Broadcom stock is up 4.7% as of noon ET today.
What’s the Reason?
Revenue at Broadcom increased by 25% year over year, and GAAP quarterly earnings per share increased by 70% to $7.15. (GAAP). On the other hand, the news was even better than that.
Broadcom (NASDAQ:AVGO) reported a free cash flow of $4.3 billion, 51% of its revenue and 40% higher than its reported net income for the quarter. S&P Global Market Intelligence reports that the company has generated a positive free cash flow of $15.3 billion in the last four quarters. This is more than twice as much as the company reported as net income, and with a market cap of just under $200 billion, the company stock costs barely 13 times free cash flow.
Is that a fair price or too much?
From where I’m sitting, that seems like a fantastic deal.
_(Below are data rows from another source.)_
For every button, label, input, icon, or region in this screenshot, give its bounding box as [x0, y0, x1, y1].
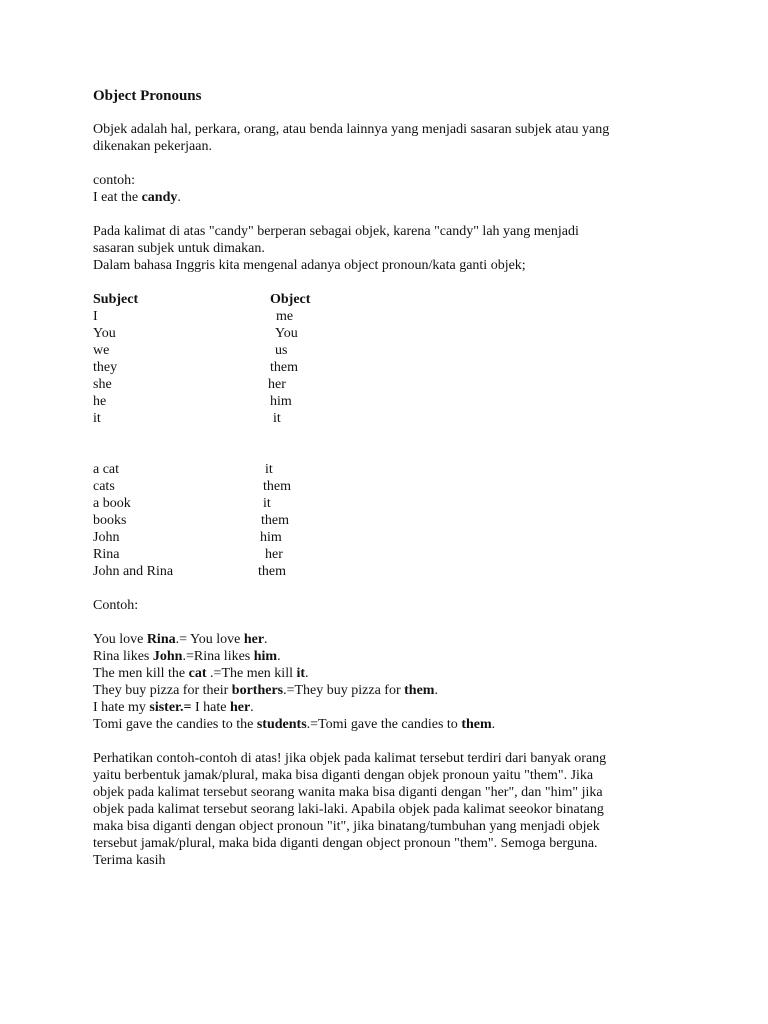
object-word: them: [461, 717, 492, 732]
object-cell: it: [273, 411, 281, 426]
object-header: Object: [270, 292, 311, 307]
object-cell: us: [275, 343, 288, 358]
table-row: [93, 529, 693, 546]
sentence-text: .= You love: [175, 632, 244, 647]
table-row: [93, 359, 693, 376]
intro-line: Objek adalah hal, perkara, orang, atau benda lainnya yang menjadi sasaran subjek atau yang: [93, 122, 610, 137]
subject-cell: a cat: [93, 462, 120, 477]
object-cell: them: [261, 513, 289, 528]
subject-cell: they: [93, 360, 118, 375]
object-word: him: [253, 649, 278, 664]
table-row: [93, 410, 693, 427]
document-page: [93, 88, 693, 869]
example-sentence: [93, 716, 693, 733]
intro-paragraph: [93, 121, 693, 155]
examples-list: [93, 631, 693, 733]
example-object-word: candy: [141, 190, 178, 205]
object-cell: them: [258, 564, 286, 579]
sentence-text: They buy pizza for their: [93, 683, 232, 698]
subject-cell: John and Rina: [93, 564, 174, 579]
sentence-text: You love: [93, 632, 147, 647]
object-word: John: [152, 649, 183, 664]
subject-cell: You: [93, 326, 116, 341]
example-text: I eat the: [93, 190, 142, 205]
object-word: borthers: [231, 683, 284, 698]
object-cell: You: [275, 326, 298, 341]
object-word: her: [229, 700, 251, 715]
table-row: [93, 308, 693, 325]
example-block: [93, 172, 693, 206]
table-row: [93, 461, 693, 478]
sentence-text: Tomi gave the candies to the: [93, 717, 257, 732]
sentence-text: .: [434, 683, 438, 698]
subject-cell: it: [93, 411, 101, 426]
example-sentence: [93, 631, 693, 648]
table-row: [93, 495, 693, 512]
object-word: sister.=: [149, 700, 192, 715]
conclusion-line: tersebut jamak/plural, maka bida diganti dengan object pronoun "them". Semoga berguna.: [93, 836, 598, 851]
example-punct: .: [177, 190, 181, 205]
sentence-text: I hate my: [93, 700, 150, 715]
table-row: [93, 342, 693, 359]
pronoun-table: [93, 291, 693, 427]
object-cell: it: [265, 462, 273, 477]
subject-cell: we: [93, 343, 110, 358]
noun-table: [93, 461, 693, 580]
object-cell: him: [270, 394, 292, 409]
example-sentence: [93, 682, 693, 699]
sentence-text: I hate: [191, 700, 230, 715]
object-cell: me: [276, 309, 294, 324]
explanation-line: sasaran subjek untuk dimakan.: [93, 241, 265, 256]
subject-cell: John: [93, 530, 120, 545]
object-word: them: [404, 683, 435, 698]
example-label: contoh:: [93, 173, 135, 188]
subject-cell: he: [93, 394, 107, 409]
object-cell: them: [263, 479, 291, 494]
object-cell: it: [263, 496, 271, 511]
table-row: [93, 325, 693, 342]
conclusion-paragraph: [93, 750, 693, 869]
table-row: [93, 512, 693, 529]
example-sentence: [93, 189, 693, 206]
conclusion-line: maka bisa diganti dengan object pronoun "it", jika binatang/tumbuhan yang menjadi objek: [93, 819, 600, 834]
explanation-line: Dalam bahasa Inggris kita mengenal adanya object pronoun/kata ganti objek;: [93, 258, 526, 273]
sentence-text: .=Tomi gave the candies to: [306, 717, 462, 732]
sentence-text: .: [277, 649, 281, 664]
sentence-text: Rina likes: [93, 649, 153, 664]
sentence-text: .: [250, 700, 254, 715]
object-word: it: [296, 666, 306, 681]
subject-cell: I: [93, 309, 98, 324]
subject-cell: a book: [93, 496, 131, 511]
object-cell: her: [265, 547, 283, 562]
intro-line: dikenakan pekerjaan.: [93, 139, 212, 154]
table-row: [93, 478, 693, 495]
explanation-paragraph: [93, 223, 693, 274]
object-word: her: [243, 632, 265, 647]
table-row: [93, 393, 693, 410]
object-cell: him: [260, 530, 282, 545]
sentence-text: .=Rina likes: [182, 649, 254, 664]
sentence-text: .: [491, 717, 496, 732]
explanation-line: Pada kalimat di atas "candy" berperan sebagai objek, karena "candy" lah yang menjadi: [93, 224, 579, 239]
sentence-text: .: [305, 666, 309, 681]
table-row: [93, 376, 693, 393]
table-row: [93, 546, 693, 563]
object-word: Rina: [146, 632, 176, 647]
examples-label: Contoh:: [93, 598, 139, 613]
example-sentence: [93, 699, 693, 716]
subject-cell: books: [93, 513, 127, 528]
table-row: [93, 563, 693, 580]
closing-line: Terima kasih: [93, 853, 166, 868]
object-cell: her: [268, 377, 286, 392]
conclusion-line: yaitu berbentuk jamak/plural, maka bisa diganti dengan objek pronoun yaitu "them". Jika: [93, 768, 594, 783]
object-word: students: [256, 717, 307, 732]
example-sentence: [93, 665, 693, 682]
subject-cell: cats: [93, 479, 115, 494]
conclusion-line: objek pada kalimat tersebut seorang wanita maka bisa diganti dengan "her", dan "him" jika: [93, 785, 603, 800]
example-sentence: [93, 648, 693, 665]
object-word: cat: [188, 666, 207, 681]
subject-cell: she: [93, 377, 112, 392]
sentence-text: The men kill the: [93, 666, 189, 681]
subject-header: Subject: [93, 292, 139, 307]
subject-cell: Rina: [93, 547, 120, 562]
conclusion-line: objek pada kalimat tersebut seorang laki-laki. Apabila objek pada kalimat seeokor binatang: [93, 802, 604, 817]
sentence-text: .=They buy pizza for: [283, 683, 405, 698]
pronoun-table-header: [93, 291, 693, 308]
sentence-text: .: [264, 632, 268, 647]
sentence-text: .=The men kill: [206, 666, 297, 681]
document-title: Object Pronouns: [93, 88, 202, 104]
conclusion-line: Perhatikan contoh-contoh di atas! jika objek pada kalimat tersebut terdiri dari banyak orang: [93, 751, 607, 766]
object-cell: them: [270, 360, 298, 375]
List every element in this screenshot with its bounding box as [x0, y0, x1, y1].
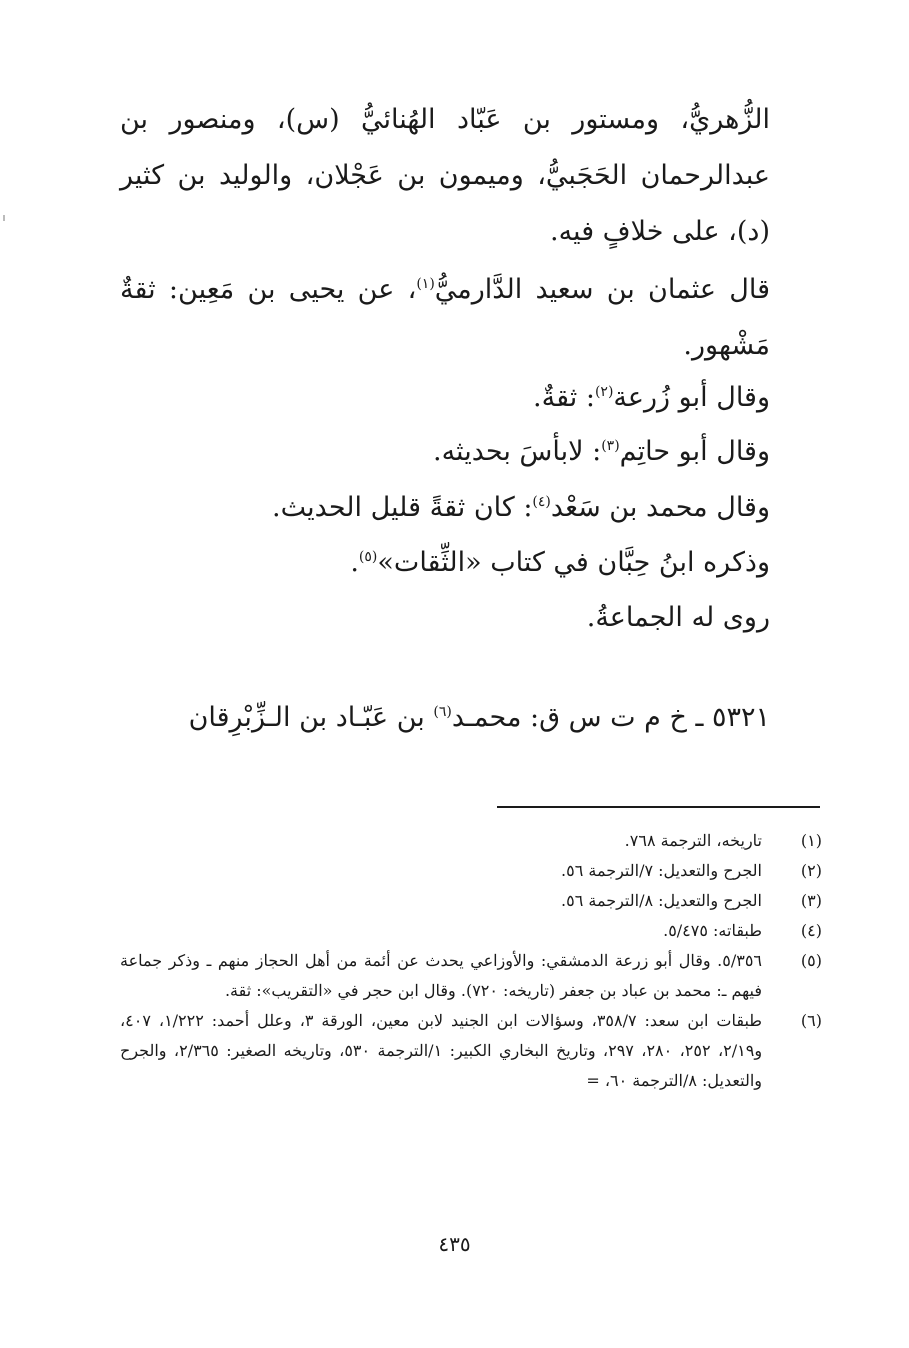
footnote-item [120, 916, 822, 946]
footnote-number: (٦) [800, 1011, 822, 1030]
footnote-item [120, 1006, 822, 1096]
quote-text: وذكره ابنُ حِبَّان في كتاب «الثِّقات» [377, 547, 770, 578]
paragraph-text: ، عن يحيى بن مَعِين: ثقةٌ مَشْهور. [120, 274, 770, 361]
footnote-item [120, 886, 822, 916]
quote-text: روى له الجماعةُ. [586, 602, 770, 633]
footnote-text: طبقات ابن سعد: ٣٥٨/٧، وسؤالات ابن الجنيد لابن معين، الورقة ٣، وعلل أحمد: ١/٢٢٢، ٤٠٧، و٢/١٩، ٢٥٢، ٢٨٠، ٢٩٧، وتاريخ البخاري الكبير: ١/الترجمة ٥٣٠، وتاريخه الصغير: ٢/٣٦٥، والجرح والتعديل: ٨/الترجمة ٦٠، = [120, 1011, 763, 1090]
quote-abu-zura [533, 370, 770, 426]
quote-text: : ثقةٌ. [533, 382, 595, 413]
narrated-by-line [587, 590, 770, 646]
entry-title: بن عَبّـاد بن الـزِّبْرِقان [188, 702, 434, 733]
entry-title: ٥٣٢١ ـ خ م ت س ق: محمـد [451, 702, 770, 733]
scan-mark [3, 215, 5, 221]
page-number: ٤٣٥ [438, 1232, 471, 1256]
footnote-number: (٤) [800, 921, 822, 940]
footnote-text: تاريخه، الترجمة ٧٦٨. [624, 831, 762, 850]
footnote-text: الجرح والتعديل: ٨/الترجمة ٥٦. [561, 891, 762, 910]
quote-text: وقال أبو زُرعة [613, 382, 770, 413]
footnotes [120, 826, 822, 1096]
footnote-item [120, 946, 822, 1006]
quote-text: : كان ثقةً قليل الحديث. [272, 492, 533, 523]
footnote-ref[interactable]: (٤) [532, 494, 551, 510]
footnote-item [120, 856, 822, 886]
footnote-ref[interactable]: (٢) [594, 384, 614, 400]
quote-ibn-hibban [350, 535, 770, 591]
paragraph-ibn-maeen [120, 262, 770, 374]
footnote-separator [497, 806, 820, 808]
footnote-item [120, 826, 822, 856]
quote-ibn-saad [272, 480, 770, 536]
quote-text: : لابأسَ بحديثه. [433, 436, 602, 467]
footnote-number: (١) [800, 831, 822, 850]
quote-text: وقال محمد بن سَعْد [550, 492, 770, 523]
paragraph-transmitters [120, 92, 770, 260]
paragraph-text: الزُّهريُّ، ومستور بن عَبّاد الهُنائيُّ (س)، ومنصور بن عبدالرحمان الحَجَبيُّ، وميمون بن عَجْلان، والوليد بن كثير (د)، على خلافٍ فيه. [120, 104, 770, 247]
footnote-text: طبقاته: ٥/٤٧٥. [663, 921, 762, 940]
paragraph-text: قال عثمان بن سعيد الدَّارميُّ [434, 274, 770, 305]
footnote-ref[interactable]: (١) [416, 276, 435, 292]
quote-text: وقال أبو حاتِم [619, 436, 770, 467]
footnote-ref[interactable]: (٦) [433, 704, 452, 720]
entry-heading [189, 690, 770, 746]
footnote-text: ٥/٣٥٦. وقال أبو زرعة الدمشقي: والأوزاعي يحدث عن أئمة من أهل الحجاز منهم ـ وذكر جماعة فيهم ـ: محمد بن عباد بن جعفر (تاريخه: ٧٢٠). وقال ابن حجر في «التقريب»: ثقة. [120, 951, 762, 1000]
quote-text: . [350, 547, 359, 578]
footnote-number: (٥) [800, 951, 822, 970]
footnote-text: الجرح والتعديل: ٧/الترجمة ٥٦. [561, 861, 762, 880]
quote-abu-hatim [433, 424, 770, 480]
footnote-number: (٣) [800, 891, 822, 910]
footnote-ref[interactable]: (٥) [358, 549, 378, 565]
footnote-ref[interactable]: (٣) [601, 438, 620, 454]
footnote-number: (٢) [800, 861, 822, 880]
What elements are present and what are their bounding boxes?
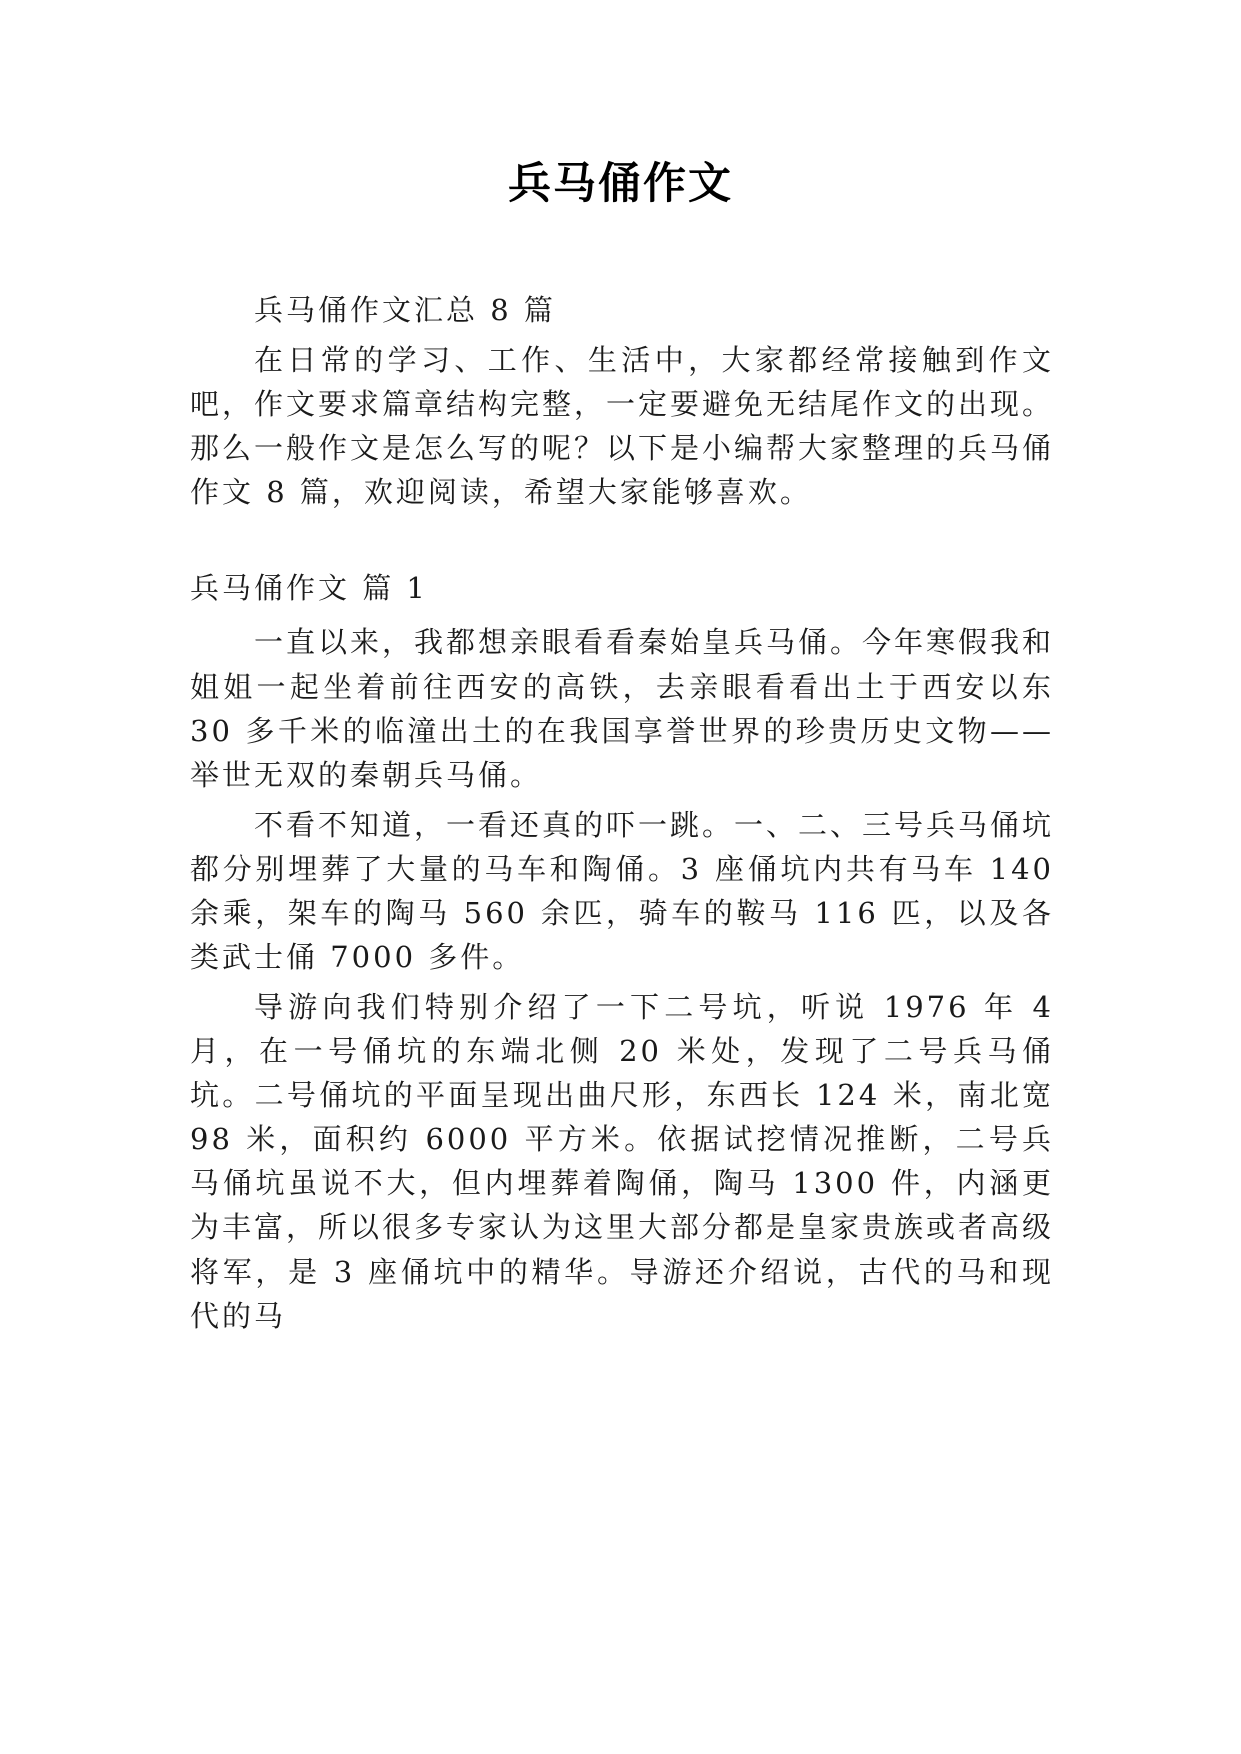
- intro-paragraph: 在日常的学习、工作、生活中，大家都经常接触到作文吧，作文要求篇章结构完整，一定要避免无结尾作文的出现。那么一般作文是怎么写的呢？以下是小编帮大家整理的兵马俑作文 8 篇，欢迎阅读，希望大家能够喜欢。: [190, 343, 1055, 510]
- body-paragraph-3: 导游向我们特别介绍了一下二号坑，听说 1976 年 4 月，在一号俑坑的东端北侧 20 米处，发现了二号兵马俑坑。二号俑坑的平面呈现出曲尺形，东西长 124 米，南北宽 98 米，面积约 6000 平方米。依据试挖情况推断，二号兵马俑坑虽说不大，但内埋葬着陶俑，陶马 1300 件，内涵更为丰富，所以很多专家认为这里大部分都是皇家贵族或者高级将军，是 3 座俑坑中的精华。导游还介绍说，古代的马和现代的马: [190, 990, 1055, 1333]
- body-paragraph-2: 不看不知道，一看还真的吓一跳。一、二、三号兵马俑坑都分别埋葬了大量的马车和陶俑。3 座俑坑内共有马车 140 余乘，架车的陶马 560 余匹，骑车的鞍马 116 匹，以及各类武士俑 7000 多件。: [190, 807, 1055, 975]
- document-body: [190, 288, 1054, 1344]
- section-heading: 兵马俑作文 篇 1: [190, 571, 428, 606]
- body-paragraph-1: 一直以来，我都想亲眼看看秦始皇兵马俑。今年寒假我和姐姐一起坐着前往西安的高铁，去亲眼看看出土于西安以东 30 多千米的临潼出土的在我国享誉世界的珍贵历史文物——举世无双的秦朝兵马俑。: [190, 625, 1055, 792]
- subtitle-line: 兵马俑作文汇总 8 篇: [254, 293, 556, 327]
- document-title: 兵马俑作文: [508, 159, 733, 209]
Broadcom (NASDAQ:AVGO) earnings will be predicted to increase at a rate of more than 15% each year over the next five years. The stock trades at 13 times free cash flow, and the total return ratio is a highly appealing 0.7 when considering both the stock price and the dividend yield (3.3% yield).
Although, this strategy will only pay off if Broadcom (NASDAQ:AVGO) grows at the rate experts anticipate. I still think the company is headed in the right direction, as management has projected that Q4 sales will increase by 20% year over year to around $8.9 billion. If current the company investors saw these data, they might buy the stock more enthusiastically.